Ah Jack, Jack you don’t know these Comforts!
you are a Bachelor!”

In Rowlandson’s image, two well fed men are seen smiling. The host is apologetic, for his guest will not get anything but cold collations, probably leftovers from the previous day. His wife and maid are seen toiling over a bucket, their hands probably raw and red from the effects of harsh lye soap. Neither of them will have the time to look to his comforts or make a hot meal, which is why he is apologizing to his unexpected guest. Since laundering was not considered man’s work, he had to “suffer” the lack of his wife’s and servant’s attentions until the wash was done.

Doing the wash in a stream, 1806

First Boyle all the Cloaths with soap, and then wash them..” – John Harrower, indentured servant, writing to his wife (June 14, 1774)

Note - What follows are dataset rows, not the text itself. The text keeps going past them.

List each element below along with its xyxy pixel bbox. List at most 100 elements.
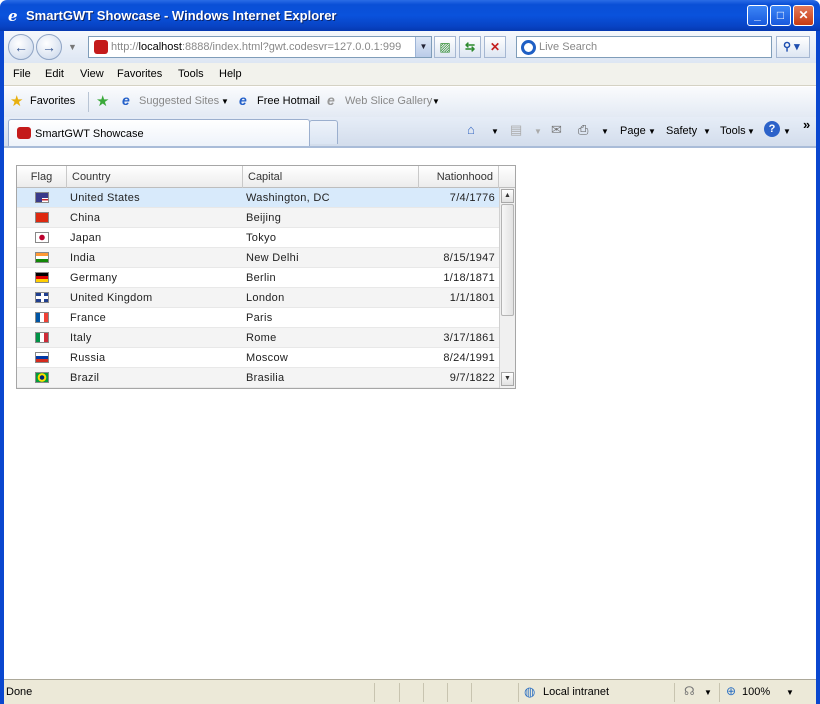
address-dropdown-icon[interactable]: ▼ (415, 37, 431, 57)
flag-de-icon (35, 272, 49, 283)
zoom-level[interactable]: 100% (742, 686, 770, 698)
flag-jp-icon (35, 232, 49, 243)
add-favorites-icon[interactable]: ★ (96, 92, 109, 110)
stop-button[interactable]: ✕ (484, 36, 506, 58)
table-row[interactable]: China Beijing (17, 208, 499, 228)
menu-help[interactable]: Help (219, 68, 242, 80)
page-menu[interactable]: Page (620, 125, 646, 137)
nationhood-cell: 8/15/1947 (443, 252, 495, 264)
print-dropdown-icon[interactable]: ▼ (601, 127, 609, 136)
window-title: SmartGWT Showcase - Windows Internet Exp… (26, 8, 337, 23)
scroll-up-arrow-icon[interactable]: ▲ (501, 189, 514, 203)
table-row[interactable]: France Paris (17, 308, 499, 328)
status-text: Done (6, 686, 33, 698)
country-cell: Germany (70, 272, 118, 284)
flag-cell (17, 328, 67, 348)
address-url: http://localhost:8888/index.html?gwt.cod… (111, 41, 402, 53)
ie-logo-icon: e (8, 7, 18, 23)
maximize-button[interactable]: □ (770, 5, 791, 26)
suggested-sites-link[interactable]: Suggested Sites (139, 95, 219, 107)
web-slice-dropdown-icon[interactable]: ▼ (432, 97, 440, 106)
flag-br-icon (35, 372, 49, 383)
table-row[interactable]: United Kingdom London 1/1/1801 (17, 288, 499, 308)
forward-button[interactable]: → (36, 34, 62, 60)
close-button[interactable]: ✕ (793, 5, 814, 26)
print-icon[interactable]: ⎙ (578, 122, 588, 138)
search-field[interactable]: Live Search (516, 36, 772, 58)
tab-smartgwt-showcase[interactable]: SmartGWT Showcase (8, 119, 310, 146)
menu-view[interactable]: View (80, 68, 104, 80)
svg-text:e: e (8, 7, 18, 23)
new-tab-button[interactable] (309, 120, 338, 144)
nationhood-cell: 3/17/1861 (443, 332, 495, 344)
table-row[interactable]: Brazil Brasilia 9/7/1822 (17, 368, 499, 388)
address-toolbar: ← → ▼ http://localhost:8888/index.html?g… (4, 31, 816, 63)
table-row[interactable]: Russia Moscow 8/24/1991 (17, 348, 499, 368)
flag-cell (17, 268, 67, 288)
safety-menu[interactable]: Safety (666, 125, 697, 137)
country-cell: Brazil (70, 372, 100, 384)
compatibility-view-icon: ▨ (439, 40, 451, 54)
table-row[interactable]: Germany Berlin 1/18/1871 (17, 268, 499, 288)
grid-vertical-scrollbar[interactable]: ▲ ▼ (499, 188, 515, 388)
content-border (4, 146, 816, 148)
web-slice-gallery-link[interactable]: Web Slice Gallery (345, 95, 432, 107)
separator (88, 92, 89, 112)
protected-mode-icon[interactable]: ☊ (684, 684, 695, 698)
minimize-button[interactable]: _ (747, 5, 768, 26)
feeds-dropdown-icon[interactable]: ▼ (534, 127, 542, 136)
table-row[interactable]: India New Delhi 8/15/1947 (17, 248, 499, 268)
flag-gb-icon (35, 292, 49, 303)
favorites-bar: ★ Favorites ★ e Suggested Sites ▼ e Free… (4, 87, 816, 117)
scroll-down-arrow-icon[interactable]: ▼ (501, 372, 514, 386)
protected-mode-dropdown-icon[interactable]: ▼ (704, 688, 712, 697)
tools-menu[interactable]: Tools (720, 125, 746, 137)
feeds-icon[interactable]: ▤ (510, 122, 522, 138)
status-divider (399, 683, 400, 702)
security-zone[interactable]: Local intranet (543, 686, 609, 698)
column-header-capital[interactable]: Capital (243, 166, 419, 188)
toolbar-chevron[interactable]: » (803, 117, 810, 132)
flag-cell (17, 308, 67, 328)
table-row[interactable]: Japan Tokyo (17, 228, 499, 248)
home-icon[interactable]: ⌂ (467, 122, 475, 137)
live-search-icon (521, 40, 536, 55)
flag-cell (17, 288, 67, 308)
flag-cell (17, 348, 67, 368)
country-cell: Russia (70, 352, 106, 364)
menu-favorites[interactable]: Favorites (117, 68, 162, 80)
column-header-nationhood[interactable]: Nationhood (419, 166, 499, 188)
zoom-dropdown-icon[interactable]: ▼ (786, 688, 794, 697)
menu-edit[interactable]: Edit (45, 68, 64, 80)
back-button[interactable]: ← (8, 34, 34, 60)
menu-file[interactable]: File (13, 68, 31, 80)
flag-cell (17, 248, 67, 268)
nationhood-cell (419, 228, 499, 248)
flag-cell (17, 228, 67, 248)
favorites-button[interactable]: Favorites (30, 95, 75, 107)
capital-cell: London (246, 292, 285, 304)
menu-tools[interactable]: Tools (178, 68, 204, 80)
countries-grid: Flag Country Capital Nationhood United S… (16, 165, 516, 389)
search-button[interactable]: ⚲ ▾ (776, 36, 810, 58)
tab-bar: SmartGWT Showcase ⌂ ▼ ▤ ▼ ✉ ⎙ ▼ Page ▼ S… (4, 117, 816, 146)
ie-page-icon: e (327, 92, 335, 108)
help-icon[interactable]: ? (764, 121, 780, 137)
status-divider (423, 683, 424, 702)
table-row[interactable]: Italy Rome 3/17/1861 (17, 328, 499, 348)
home-dropdown-icon[interactable]: ▼ (491, 127, 499, 136)
recent-pages-dropdown-icon[interactable]: ▼ (68, 42, 77, 52)
free-hotmail-link[interactable]: Free Hotmail (257, 95, 320, 107)
column-header-flag[interactable]: Flag (17, 166, 67, 188)
suggested-sites-dropdown-icon[interactable]: ▼ (221, 97, 229, 106)
refresh-button[interactable]: ⇆ (459, 36, 481, 58)
column-header-country[interactable]: Country (67, 166, 243, 188)
address-field[interactable]: http://localhost:8888/index.html?gwt.cod… (88, 36, 432, 58)
read-mail-icon[interactable]: ✉ (551, 122, 562, 138)
scroll-thumb[interactable] (501, 204, 514, 316)
favorites-star-icon: ★ (10, 93, 24, 110)
compatibility-view-button[interactable]: ▨ (434, 36, 456, 58)
table-row[interactable]: United States Washington, DC 7/4/1776 (17, 188, 499, 208)
window-frame-right (816, 31, 820, 704)
status-bar: Done ◍ Local intranet ☊ ▼ ⊕ 100% ▼ (4, 679, 816, 704)
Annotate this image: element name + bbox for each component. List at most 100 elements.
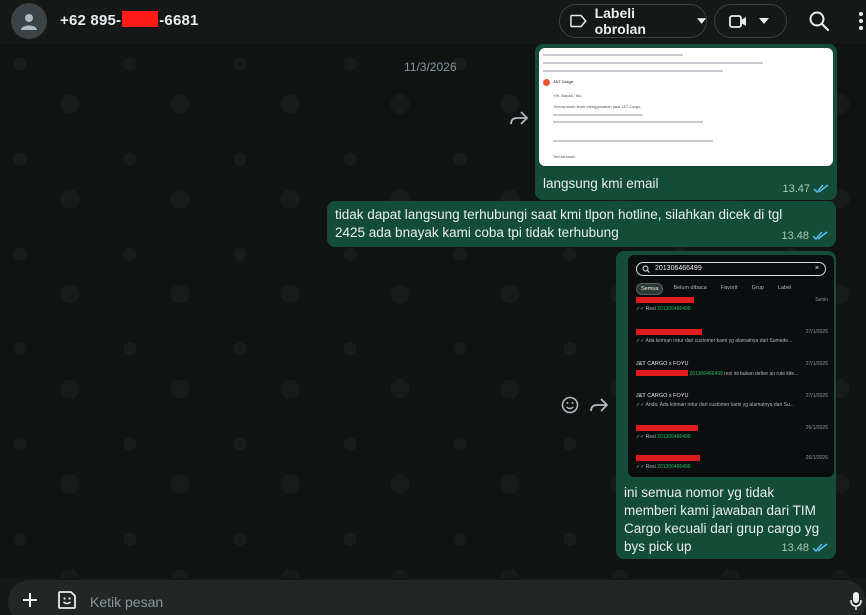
email-line1: Terima kasih telah menggunakan jasa J&T … <box>553 104 642 109</box>
screenshot-row-name <box>636 455 700 462</box>
preview-text: Ada kiriman retur dari customer kami yg … <box>645 338 793 344</box>
screenshot-row-name <box>636 425 698 432</box>
video-call-button[interactable] <box>714 4 787 38</box>
message-time: 13.48 <box>781 230 809 242</box>
sender-avatar <box>543 79 550 86</box>
screenshot-row-name <box>636 329 702 336</box>
screenshot-row-date: 27/1/2026 <box>805 393 828 399</box>
contact-name[interactable]: +62 895- -6681 <box>60 11 199 29</box>
screenshot-chat-row: J&T CARGO x FOYU 27/1/2026 ✓✓ Anda: Ada … <box>636 393 828 423</box>
preview-text: Anda: Ada kiriman retur dari customer ka… <box>645 402 794 408</box>
more-vertical-icon[interactable] <box>856 10 866 32</box>
message-bubble-out[interactable]: 201306466499 × Semua Belum dibaca Favori… <box>616 251 836 559</box>
email-greeting: Yth. Bapak / Ibu, <box>553 93 583 98</box>
screenshot-row-preview: ✓✓ Resi 201306466499 <box>636 434 691 440</box>
double-check-icon <box>813 184 829 194</box>
search-icon <box>642 265 650 273</box>
email-line <box>543 62 763 64</box>
email-line <box>553 121 703 123</box>
redaction-mark <box>636 425 698 431</box>
screenshot-chat-row: 27/1/2026 ✓✓ Ada kiriman retur dari cust… <box>636 329 828 359</box>
message-meta: 13.47 <box>782 183 829 195</box>
sticker-icon[interactable] <box>57 590 77 610</box>
message-meta: 13.48 <box>781 542 828 554</box>
screenshot-tab: Grup <box>751 285 764 291</box>
screenshot-search-bar: 201306466499 × <box>636 262 826 276</box>
screenshot-row-name: J&T CARGO x FOYU <box>636 361 689 367</box>
screenshot-filter-tabs: Semua Belum dibaca Favorit Grup Label <box>636 283 795 295</box>
screenshot-chat-row: 26/1/2026 ✓✓ Resi 201306466499 <box>636 425 828 455</box>
composer: Ketik pesan <box>0 578 866 615</box>
screenshot-row-name <box>636 297 694 304</box>
email-line <box>543 70 723 72</box>
screenshot-chat-row: Senin ✓✓ Resi 201306466499 <box>636 297 828 327</box>
preview-text: Resi <box>645 464 658 470</box>
emoji-reaction-icon[interactable] <box>561 396 579 414</box>
message-text: tidak dapat langsung terhubungi saat kmi… <box>335 207 783 240</box>
redaction-mark <box>636 329 702 335</box>
double-check-icon <box>812 543 828 553</box>
video-camera-icon <box>729 14 746 28</box>
screenshot-row-date: 26/1/2026 <box>805 425 828 431</box>
screenshot-tab: Belum dibaca <box>673 285 707 291</box>
screenshot-search-value: 201306466499 <box>655 265 702 272</box>
message-text: langsung kmi email <box>543 176 659 191</box>
contact-avatar[interactable] <box>11 3 47 39</box>
default-person-icon <box>21 14 37 30</box>
preview-highlight: 201306466499 <box>657 464 691 470</box>
chevron-down-icon <box>696 18 706 24</box>
label-chat-text: Labeli obrolan <box>594 5 646 37</box>
email-screenshot-image[interactable]: J&T Cargo Yth. Bapak / Ibu, Terima kasih… <box>539 48 833 166</box>
redaction-mark <box>636 455 700 461</box>
email-line <box>553 140 713 142</box>
screenshot-row-date: 27/1/2026 <box>805 361 828 367</box>
forward-icon[interactable] <box>589 397 609 413</box>
double-check-icon <box>812 231 828 241</box>
screenshot-row-preview: 201306466499 resi ini bukan delive an ru… <box>636 370 826 377</box>
redaction-mark <box>122 11 159 27</box>
preview-highlight: 201306466499 <box>689 371 723 377</box>
message-input-placeholder: Ketik pesan <box>90 594 164 610</box>
message-bubble-out[interactable]: J&T Cargo Yth. Bapak / Ibu, Terima kasih… <box>535 44 837 200</box>
redaction-mark <box>636 370 688 376</box>
message-list[interactable]: 11/3/2026 J&T Cargo Yth. Bapak / Ibu, Te… <box>0 44 866 578</box>
screenshot-row-preview: ✓✓ Ada kiriman retur dari customer kami … <box>636 338 793 344</box>
screenshot-row-preview: ✓✓ Anda: Ada kiriman retur dari customer… <box>636 402 794 408</box>
search-icon[interactable] <box>808 10 830 32</box>
message-meta: 13.48 <box>781 230 828 242</box>
message-time: 13.47 <box>782 183 810 195</box>
chat-header: +62 895- -6681 Labeli obrolan <box>0 0 866 44</box>
contact-number-suffix: -6681 <box>159 12 199 29</box>
message-bubble-out[interactable]: tidak dapat langsung terhubungi saat kmi… <box>327 201 836 247</box>
plus-icon[interactable] <box>22 592 38 608</box>
screenshot-tab: Favorit <box>720 285 738 291</box>
screenshot-row-date: 26/1/2026 <box>805 455 828 461</box>
screenshot-row-date: 27/1/2026 <box>805 329 828 335</box>
screenshot-tab: Semua <box>636 283 664 295</box>
email-line <box>543 54 683 56</box>
contact-number-prefix: +62 895- <box>60 12 122 29</box>
message-time: 13.48 <box>781 542 809 554</box>
label-chat-button[interactable]: Labeli obrolan <box>559 4 707 38</box>
screenshot-tab: Label <box>777 285 792 291</box>
label-tag-icon <box>570 14 587 28</box>
email-sender: J&T Cargo <box>553 79 574 84</box>
preview-highlight: 201306466499 <box>657 434 691 440</box>
email-line <box>553 114 643 116</box>
screenshot-row-preview: ✓✓ Resi 201306466499 <box>636 464 691 470</box>
message-input-box[interactable]: Ketik pesan <box>8 580 866 615</box>
chevron-down-icon <box>759 18 769 24</box>
screenshot-row-date: Senin <box>815 297 828 303</box>
preview-text: resi ini bukan delive an rute kite... <box>722 371 799 377</box>
close-icon: × <box>814 265 819 272</box>
email-closing: Terima kasih <box>553 154 576 159</box>
date-separator: 11/3/2026 <box>404 60 457 74</box>
preview-text: Resi <box>645 434 658 440</box>
screenshot-row-preview: ✓✓ Resi 201306466499 <box>636 306 691 312</box>
search-screenshot-image[interactable]: 201306466499 × Semua Belum dibaca Favori… <box>628 255 834 477</box>
microphone-icon[interactable] <box>850 591 862 611</box>
preview-text: Resi <box>645 306 658 312</box>
preview-highlight: 201306466499 <box>657 306 691 312</box>
forward-icon[interactable] <box>509 110 529 126</box>
screenshot-chat-row: 26/1/2026 ✓✓ Resi 201306466499 <box>636 455 828 477</box>
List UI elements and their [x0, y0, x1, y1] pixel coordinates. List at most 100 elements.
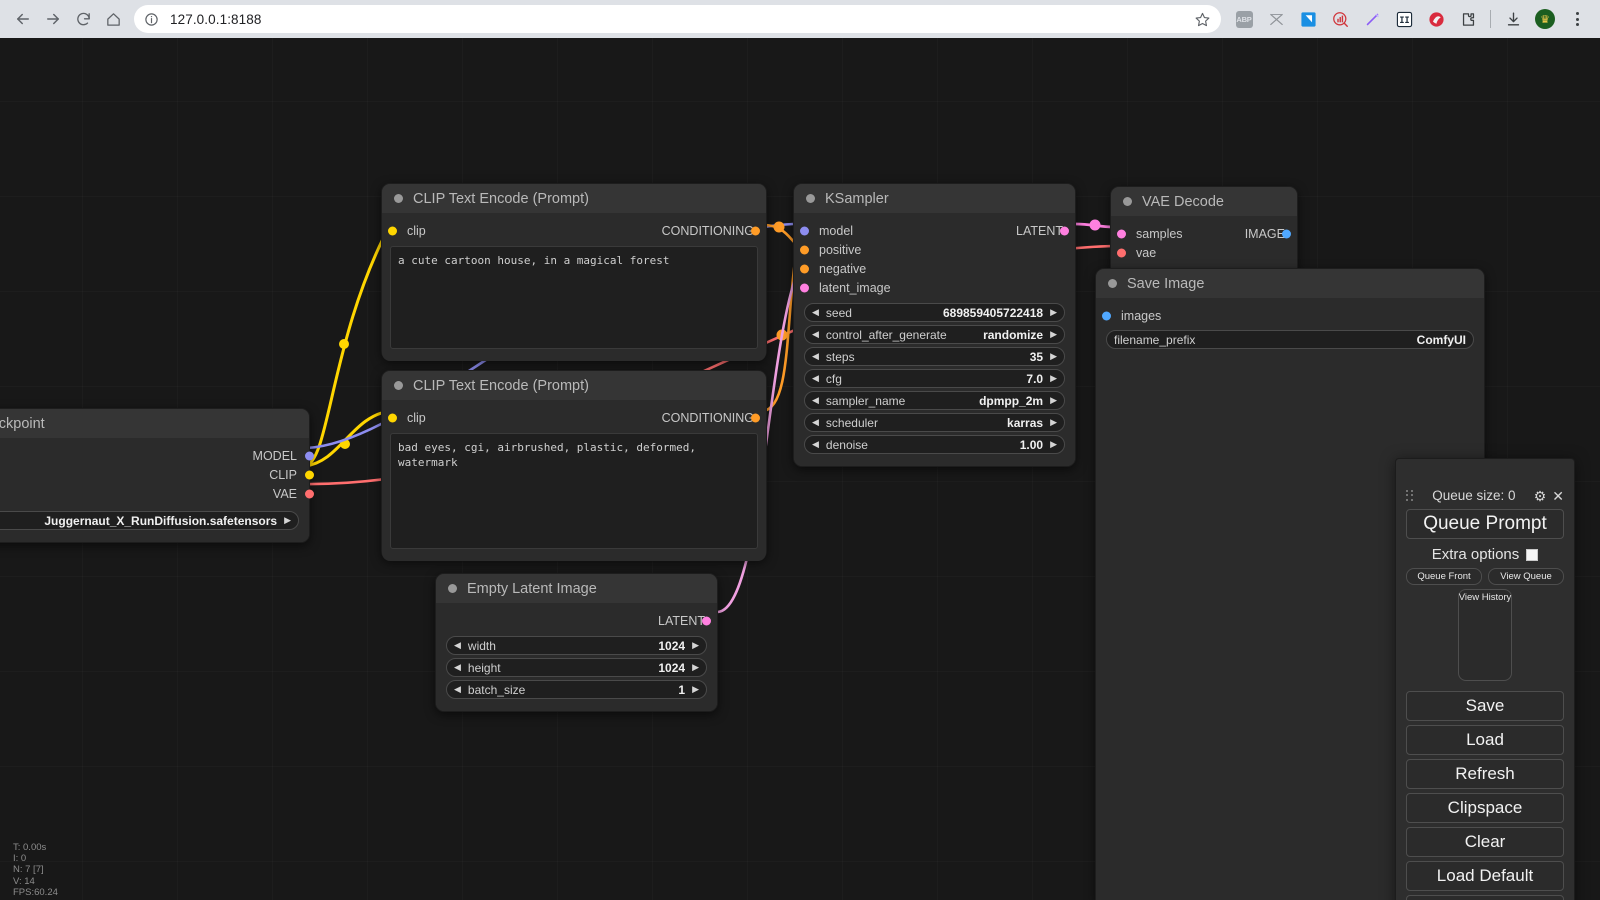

Doing the wash in the Regency era was no small task, and housewives had to set aside two days to perform this dreaded duty, for it meant hauling water, boiling the cottons and linens, washing them with pungent lye soap, which burnt the skin, rinsing the clothes in clean water, which meant hauling more water from the well or a nearby stream, twisting the cloths to remove as much water as possible, hanging the clothes to dry, and then praying that rain would stay away long enough for the sun to perform its duty as a dryer. If one had to do laundry in a town or city, one had to pray that coal soot would not drift upon the clean clothes in a cramped back yard before they dried.

The Victorian scullery in a fine household included a copper for boiling water, a wringer, press, and ironing board.

Doing laundry was so enormous an undertaking, that unless the household were of a great size and boasted many servants, the mistress of the house and her daughters would frequently pitch in with the servants. There were chemises to be laundered, bed and table linens, towels, shirts, muslin dresses, handkerchiefs, socks, and the like. First the clothes would have to be treated for stains, the muslins and silks most delicately. After the wash had dried, ironing would commence, another laborious task.

Drying damp clothes over chair backs in front of a fireplace. Elizabeth Bennet and Mrs. Gardiner at the Lambton Inn, Pride and Prejudice, 1980

Chemises and shirts, which were worn next to the skin, were purposefully made with sturdier cloth so that these inner garments could withstand rougher treatment and more frequent washing. People tended to own more under garments for this reason. Outer clothes were subject to less frequent laundering because they were made of finer stuff, though one must wonder at the cleanliness of trailing hems, the edges of collars and sleeves, and armpits in the days before daily baths became popular, when air conditioning was just a distant dream, and when sweat must have stained clothes in a most visible manner. Is it no wonder that a majority of the Regency fashions that have survived to this day belonged to the rich, who probably wore their fashionable outfits once or twice before purchasing others?